Raggi nocivi

Come la maggior parte dei romani saprà, la mattina del 20 marzo 2019 è stato arrestato Marcello De Vito, un esponente del Movimento Cinque Stelle, nonché presidente dell’assemblea capitolina. L’arresto avviene per corruzione, precisamente per aver aiutato il costruttore Luca Parnasi nel famigerato caso dello stadio della Roma a Tor di Valle. Ovviamente, a seguito dell’accaduto, sono subito arrivate le prese di distanza della sindaca di Roma Virginia Raggi e del leader del movimento, Luigi Di Maio, che hanno deciso immediatamente di espellerlo dal Movimento.

Dal curriculum di De Vito degli ultimi anni sappiamo che nel 2013 si candida come sindaco M5S (sconfitto da Ignazio Marino) e nel 2016 prova alle primarie del M5S, risultando sconfitto da Virginia Raggi ma riuscendo comunque ad entrare in Campidoglio. Possiamo quindi dedurre che c’è sempre stato un rapporto di ostilità e di distanza tra Raggi e De Vito, come ha sempre affermato la nostra sindaca.

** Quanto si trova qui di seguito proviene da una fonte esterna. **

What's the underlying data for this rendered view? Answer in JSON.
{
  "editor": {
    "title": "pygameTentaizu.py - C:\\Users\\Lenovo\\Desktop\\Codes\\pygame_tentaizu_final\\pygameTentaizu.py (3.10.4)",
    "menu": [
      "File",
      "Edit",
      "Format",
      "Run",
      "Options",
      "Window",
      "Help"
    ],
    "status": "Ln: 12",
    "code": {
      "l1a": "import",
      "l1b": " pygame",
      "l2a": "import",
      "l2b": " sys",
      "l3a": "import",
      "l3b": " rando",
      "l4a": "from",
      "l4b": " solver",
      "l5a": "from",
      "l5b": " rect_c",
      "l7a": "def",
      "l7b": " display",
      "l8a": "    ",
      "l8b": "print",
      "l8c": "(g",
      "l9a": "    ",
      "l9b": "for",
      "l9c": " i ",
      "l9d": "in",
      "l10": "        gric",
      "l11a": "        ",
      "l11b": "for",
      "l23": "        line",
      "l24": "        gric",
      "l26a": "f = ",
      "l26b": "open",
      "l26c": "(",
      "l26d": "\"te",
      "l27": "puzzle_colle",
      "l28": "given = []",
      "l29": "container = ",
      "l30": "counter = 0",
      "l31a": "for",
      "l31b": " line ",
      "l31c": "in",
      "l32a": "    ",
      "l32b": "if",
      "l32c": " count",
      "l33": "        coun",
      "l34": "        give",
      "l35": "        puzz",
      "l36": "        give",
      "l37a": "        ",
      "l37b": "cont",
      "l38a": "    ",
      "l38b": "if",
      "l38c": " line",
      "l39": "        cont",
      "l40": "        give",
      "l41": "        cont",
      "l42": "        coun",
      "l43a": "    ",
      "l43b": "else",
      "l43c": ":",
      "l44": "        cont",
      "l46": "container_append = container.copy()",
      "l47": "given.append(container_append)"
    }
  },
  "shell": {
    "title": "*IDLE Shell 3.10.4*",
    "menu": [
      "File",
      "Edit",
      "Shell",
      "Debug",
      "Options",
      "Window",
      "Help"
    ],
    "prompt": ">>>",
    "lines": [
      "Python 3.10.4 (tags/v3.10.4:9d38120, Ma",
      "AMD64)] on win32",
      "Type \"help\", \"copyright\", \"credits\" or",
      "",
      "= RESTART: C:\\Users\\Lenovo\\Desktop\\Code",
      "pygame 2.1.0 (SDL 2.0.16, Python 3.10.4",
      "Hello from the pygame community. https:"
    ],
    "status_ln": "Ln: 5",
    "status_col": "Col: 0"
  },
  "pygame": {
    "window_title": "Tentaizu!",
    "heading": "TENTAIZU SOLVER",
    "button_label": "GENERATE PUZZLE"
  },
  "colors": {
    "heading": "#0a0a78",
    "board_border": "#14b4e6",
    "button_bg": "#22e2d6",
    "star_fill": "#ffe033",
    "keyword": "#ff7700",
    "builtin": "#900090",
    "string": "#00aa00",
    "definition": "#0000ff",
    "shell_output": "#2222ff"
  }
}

Tralasciando il fatto che i fenomeni di corruzione si stanno diffondendo molto velocemente in tutta Italia, dalla corruzione degli appalti in Lombardia allo scandalo della sanità umbra, passando per il caso Siri, possiamo dire che il Movimento Cinque Stelle è quello che sta pagando il prezzo più alto in calo di consensi nonostante non sia coinvolto in questi scandali, ma solamente per la sua “politica autodistruttiva”. Analizzando l’attuale situazione del M5S, pur non essendo esperti, possiamo dire che cominciano ad affiorare problematiche che nonostante tutto sono sempre state, a detta di alcuni personaggi di spicco del partito, inesistenti. Il problema che funge da minimo comune divisore in tutte le situazioni difficili che il movimento ha dovuto affrontare nella sua breve vita è quello della selezione della classe dirigente.

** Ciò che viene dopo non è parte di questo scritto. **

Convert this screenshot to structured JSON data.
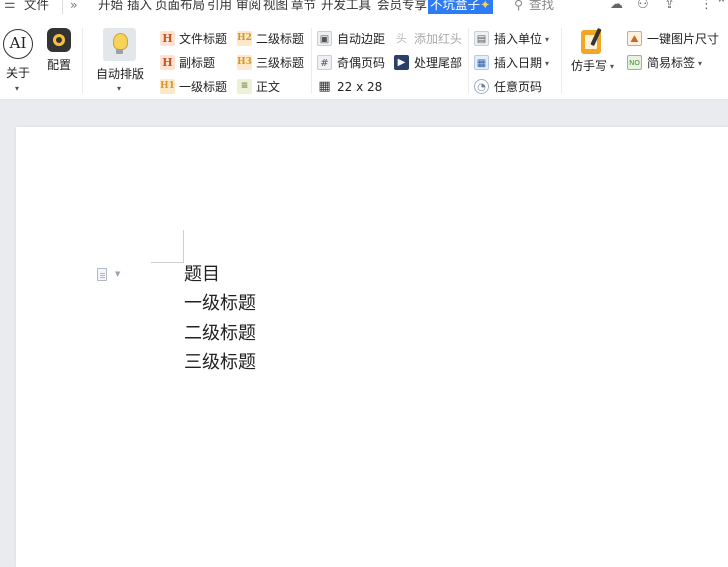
{
  "menubar": {
    "file_label": "文件",
    "more_glyph": "»",
    "tabs": [
      "开始",
      "插入",
      "页面布局",
      "引用",
      "审阅",
      "视图",
      "章节",
      "开发工具",
      "会员专享"
    ],
    "active_tab": "不坑盒子",
    "search_label": "查找"
  },
  "ribbon": {
    "about_label": "关于",
    "config_label": "配置",
    "auto_layout_label": "自动排版",
    "headings": {
      "doc_title": "文件标题",
      "sub_title": "副标题",
      "level1": "一级标题",
      "level2": "二级标题",
      "level3": "三级标题",
      "body": "正文"
    },
    "page_tools": {
      "auto_margin": "自动边距",
      "add_red_header": "添加红头",
      "odd_even_page": "奇偶页码",
      "process_tail": "处理尾部",
      "grid_size": "22 x 28"
    },
    "insert_tools": {
      "insert_unit": "插入单位",
      "insert_date": "插入日期",
      "any_page_number": "任意页码"
    },
    "handwrite_label": "仿手写",
    "one_click_image_size": "一键图片尺寸",
    "simple_tag": "简易标签",
    "icon_glyphs": {
      "about": "AI",
      "heading_h": "H",
      "heading_h1": "H1",
      "heading_h2": "H2",
      "heading_h3": "H3"
    }
  },
  "document": {
    "lines": [
      "题目",
      "一级标题",
      "二级标题",
      "三级标题"
    ]
  },
  "colors": {
    "accent": "#2d7cf6",
    "ribbon_bg": "#ffffff",
    "canvas_bg": "#e9ebee"
  }
}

Il movimento è sempre stato particolarmente fiducioso nel web, venerandolo come fosse una divinità e ritenendolo l’unico modo per favorire una equa democrazia, e a mio parere è giustissimo, ma il ruolo di un partito politico, o in questo caso di un movimento, è quello di riuscire a presentare esponenti fedeli alla linea ideologica del partito e che condividano certi ideali ed obbiettivi. Tuttavia, per quanto possa essere democratica la rete, un movimento o un leader politico non si possono accertare che ogni persona che si presenti sulla piattaforma Rosseau sia perfettamente idonea alla candidatura in campo politico con il supporto dello stemma di partito, infatti con il caso De Vito ne abbiamo avuto la conferma. Niente e nessuno esclude che possa avvenire un secondo o terzo avvenimento analogo, così abbiamo constatato come la rete, vista solamente come strumento e non come il gruppo di persone da cui è formata, possa commettere grandi errori.

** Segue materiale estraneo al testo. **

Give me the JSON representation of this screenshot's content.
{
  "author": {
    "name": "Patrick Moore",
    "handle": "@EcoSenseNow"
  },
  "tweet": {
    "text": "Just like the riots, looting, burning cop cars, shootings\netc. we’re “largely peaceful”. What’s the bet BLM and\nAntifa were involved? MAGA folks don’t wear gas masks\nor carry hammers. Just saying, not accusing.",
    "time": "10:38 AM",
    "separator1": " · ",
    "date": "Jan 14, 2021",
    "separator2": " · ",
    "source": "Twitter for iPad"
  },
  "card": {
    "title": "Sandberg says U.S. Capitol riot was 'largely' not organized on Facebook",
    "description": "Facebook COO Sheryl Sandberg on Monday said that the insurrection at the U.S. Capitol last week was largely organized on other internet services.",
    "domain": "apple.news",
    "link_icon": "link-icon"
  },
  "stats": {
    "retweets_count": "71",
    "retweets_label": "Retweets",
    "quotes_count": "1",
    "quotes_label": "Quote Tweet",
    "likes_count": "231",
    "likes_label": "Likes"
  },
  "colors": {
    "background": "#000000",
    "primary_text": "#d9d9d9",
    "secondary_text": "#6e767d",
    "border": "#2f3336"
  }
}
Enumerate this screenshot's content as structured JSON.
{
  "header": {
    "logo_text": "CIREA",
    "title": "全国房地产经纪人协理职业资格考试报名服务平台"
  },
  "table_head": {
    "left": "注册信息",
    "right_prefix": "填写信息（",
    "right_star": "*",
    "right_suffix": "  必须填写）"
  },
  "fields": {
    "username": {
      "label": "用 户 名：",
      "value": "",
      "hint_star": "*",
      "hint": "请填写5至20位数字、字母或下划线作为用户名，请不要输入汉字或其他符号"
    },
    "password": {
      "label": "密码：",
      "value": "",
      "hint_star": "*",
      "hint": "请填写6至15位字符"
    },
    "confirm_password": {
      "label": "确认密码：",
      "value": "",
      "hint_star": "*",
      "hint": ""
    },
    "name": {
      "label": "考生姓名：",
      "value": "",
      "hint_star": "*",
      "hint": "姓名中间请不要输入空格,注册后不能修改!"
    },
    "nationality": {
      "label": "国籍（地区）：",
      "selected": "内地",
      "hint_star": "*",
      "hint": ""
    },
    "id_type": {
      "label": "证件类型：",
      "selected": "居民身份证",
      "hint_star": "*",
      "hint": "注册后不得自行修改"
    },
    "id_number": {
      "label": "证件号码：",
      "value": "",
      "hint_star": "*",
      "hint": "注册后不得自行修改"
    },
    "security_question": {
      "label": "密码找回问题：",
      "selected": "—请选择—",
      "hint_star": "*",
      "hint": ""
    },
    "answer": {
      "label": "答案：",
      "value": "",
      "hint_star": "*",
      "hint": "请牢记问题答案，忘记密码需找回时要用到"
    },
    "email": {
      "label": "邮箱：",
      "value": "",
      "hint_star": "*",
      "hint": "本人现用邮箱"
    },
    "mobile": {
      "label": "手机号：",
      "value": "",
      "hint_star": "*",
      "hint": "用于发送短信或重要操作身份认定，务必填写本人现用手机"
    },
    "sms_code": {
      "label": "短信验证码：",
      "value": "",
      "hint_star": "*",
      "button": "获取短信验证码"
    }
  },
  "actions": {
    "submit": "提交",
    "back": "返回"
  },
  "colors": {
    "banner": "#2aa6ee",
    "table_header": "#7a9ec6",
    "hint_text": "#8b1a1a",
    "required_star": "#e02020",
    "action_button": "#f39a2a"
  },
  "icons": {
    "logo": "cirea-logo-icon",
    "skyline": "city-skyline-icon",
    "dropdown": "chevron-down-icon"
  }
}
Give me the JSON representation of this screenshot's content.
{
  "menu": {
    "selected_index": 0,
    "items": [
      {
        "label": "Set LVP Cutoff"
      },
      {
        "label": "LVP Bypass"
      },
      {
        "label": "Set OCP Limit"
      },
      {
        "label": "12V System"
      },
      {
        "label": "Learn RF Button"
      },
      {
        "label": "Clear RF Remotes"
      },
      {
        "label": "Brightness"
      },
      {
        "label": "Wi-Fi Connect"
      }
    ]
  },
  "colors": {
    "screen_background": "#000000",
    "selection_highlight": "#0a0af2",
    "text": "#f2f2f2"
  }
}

Il vero banco di prova è la partecipazione di ogni cittadino alla vita democratica, e tale partecipazione si esplica attraverso le consultazioni elettorali, l’espressione del voto da parte di ognuno. Spesso i risultati elettorali possono “confermare o ribaltare” le sorti e le aspettative pre-elettorali con grandi sorprese ed effetti sulla politica interna ed estera dei diversi Paesi, l’importante è che la partecipazione sia reale e democratica e che il voto possa sempre essere espressione dei sinceri convincimenti dei cittadini.